From ahead of him, he could hear voices, a burst of coarse laughter. On chilled but silent feet, he pulled back into a side passage and waited.

He was trembling – cold, dread and anticipation.

Images still haunted him. Fighting and fire. The Great Fayre, burning. Demisarr Valimbor, Lord of Fhaveon, plummeting, screaming into the gorge. Phylos on the clifftop, and an unholy heat that blazed from his skin...

Roderick knew that heat.

The voices were coming closer.

Pulling back as far as he could, the Bard stopped, striving to reach for the memory – to piece it together from the scatter of images that he’d seen, this time so clearly, in the Ryll.

Demisarr’s wife, Valicia, thrown down and struggling, that same heat savage and penetrating and unwelcome.

Dear Gods.

And the realisation was there – the understanding. Kas Vahl Zaxaar, once Dæl, cast down to the great halls of the Rhez below the world...

...and so, so like Rhan.

Vahl Zaxaar was stirring.

Even as the Bard was incorporating the thought, in the passageway outside, the voices were coming closer. They were soldiers’ voices, relaxed and bantering. One voice broke into ribald laughter, and one of the sets of boots broke away.

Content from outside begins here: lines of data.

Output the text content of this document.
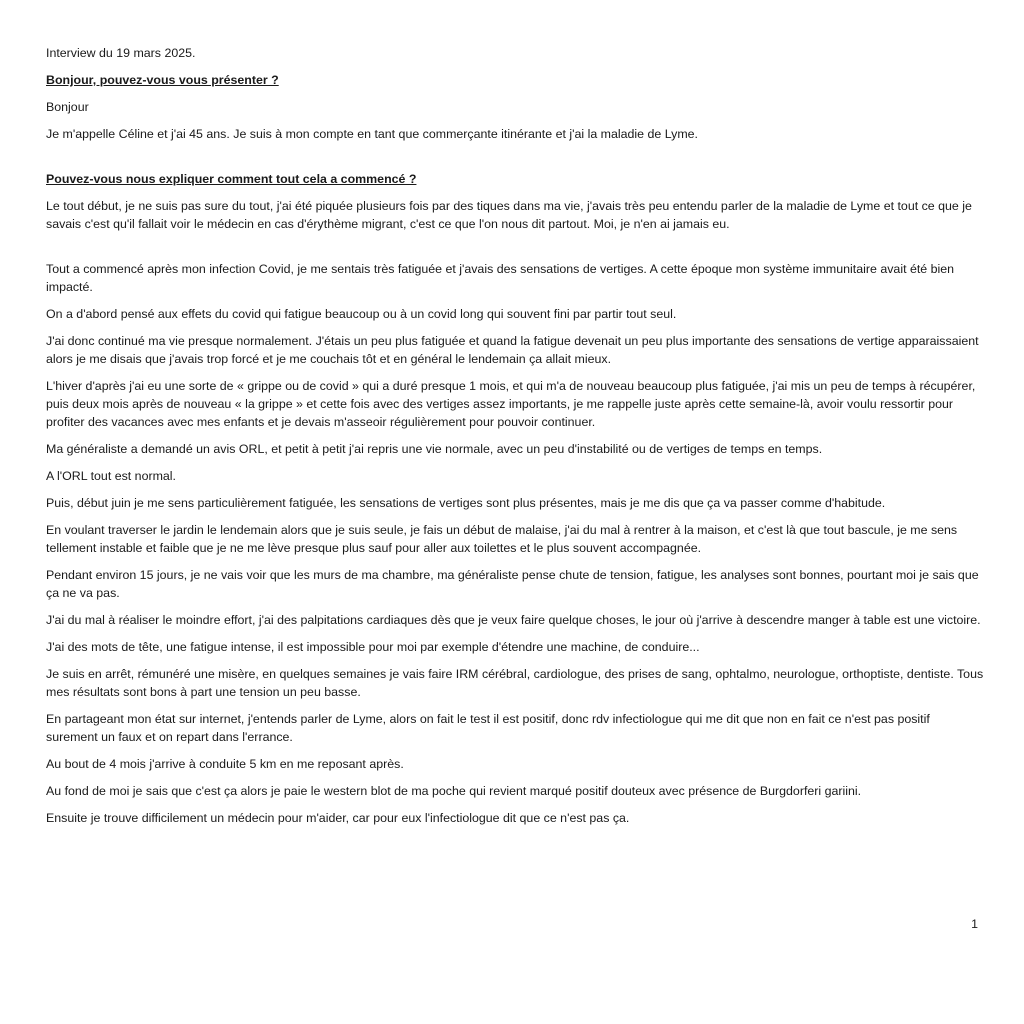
Interview du 19 mars 2025.

Bonjour, pouvez-vous vous présenter ?

Bonjour

Je m'appelle Céline et j'ai 45 ans. Je suis à mon compte en tant que commerçante itinérante et j'ai la maladie de Lyme.

Pouvez-vous nous expliquer comment tout cela a commencé ?

Le tout début, je ne suis pas sure du tout, j'ai été piquée plusieurs fois par des tiques dans ma vie, j'avais très peu entendu parler de la maladie de Lyme et tout ce que je savais c'est qu'il fallait voir le médecin en cas d'érythème migrant, c'est ce que l'on nous dit partout. Moi, je n'en ai jamais eu.

Tout a commencé après mon infection Covid, je me sentais très fatiguée et j'avais des sensations de vertiges. A cette époque mon système immunitaire avait été bien impacté.

On a d'abord pensé aux effets du covid qui fatigue beaucoup ou à un covid long qui souvent fini par partir tout seul.

J'ai donc continué ma vie presque normalement. J'étais un peu plus fatiguée et quand la fatigue devenait un peu plus importante des sensations de vertige apparaissaient alors je me disais que j'avais trop forcé et je me couchais tôt et en général le lendemain ça allait mieux.

L'hiver d'après j'ai eu une sorte de « grippe ou de covid » qui a duré presque 1 mois, et qui m'a de nouveau beaucoup plus fatiguée, j'ai mis un peu de temps à récupérer, puis deux mois après de nouveau « la grippe » et cette fois avec des vertiges assez importants, je me rappelle juste après cette semaine-là, avoir voulu ressortir pour profiter des vacances avec mes enfants et je devais m'asseoir régulièrement pour pouvoir continuer.

Ma généraliste a demandé un avis ORL, et petit à petit j'ai repris une vie normale, avec un peu d'instabilité ou de vertiges de temps en temps.

A l'ORL tout est normal.

Puis, début juin je me sens particulièrement fatiguée, les sensations de vertiges sont plus présentes, mais je me dis que ça va passer comme d'habitude.

En voulant traverser le jardin le lendemain alors que je suis seule, je fais un début de malaise, j'ai du mal à rentrer à la maison, et c'est là que tout bascule, je me sens tellement instable et faible que je ne me lève presque plus sauf pour aller aux toilettes et le plus souvent accompagnée.

Pendant environ 15 jours, je ne vais voir que les murs de ma chambre, ma généraliste pense chute de tension, fatigue, les analyses sont bonnes, pourtant moi je sais que ça ne va pas.

J'ai du mal à réaliser le moindre effort, j'ai des palpitations cardiaques dès que je veux faire quelque choses, le jour où j'arrive à descendre manger à table est une victoire.

J'ai des mots de tête, une fatigue intense, il est impossible pour moi par exemple d'étendre une machine, de conduire...

Je suis en arrêt, rémunéré une misère, en quelques semaines je vais faire IRM cérébral, cardiologue, des prises de sang, ophtalmo, neurologue, orthoptiste, dentiste. Tous mes résultats sont bons à part une tension un peu basse.

En partageant mon état sur internet, j'entends parler de Lyme, alors on fait le test il est positif, donc rdv infectiologue qui me dit que non en fait ce n'est pas positif surement un faux et on repart dans l'errance.

Au bout de 4 mois j'arrive à conduite 5 km en me reposant après.

Au fond de moi je sais que c'est ça alors je paie le western blot de ma poche qui revient marqué positif douteux avec présence de Burgdorferi gariini.

Ensuite je trouve difficilement un médecin pour m'aider, car pour eux l'infectiologue dit que ce n'est pas ça.

1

The laughing voice said, “Don’t get lost mate. We’ll never find you!”

Never find you...

Oh.

Dear.

Gods.

Never find you!

And the understanding of what he’d seen crystallised, shone brilliant, and shattered with spectacular force.

Of course!

That was what he’d been missing! All this time, all these many returns of searching! He could still hear the terrible, screaming deaths of his tan upon the grassy hills of Rammouthe, feel the rip and shred of his own wounds and scars, the taint of his hopelessness...

But Vahl Zaxaar was not there, he was not on Rammouthe!

He never had been.

Fhaveon was built to guard against a tale. A fiction, a saga, a legend so carefully spun to keep her attention from the real game...

To keep Rhan distracted, bored and inattentive...

While the real assault came in, slowly and stealthily, like soft boots in the night.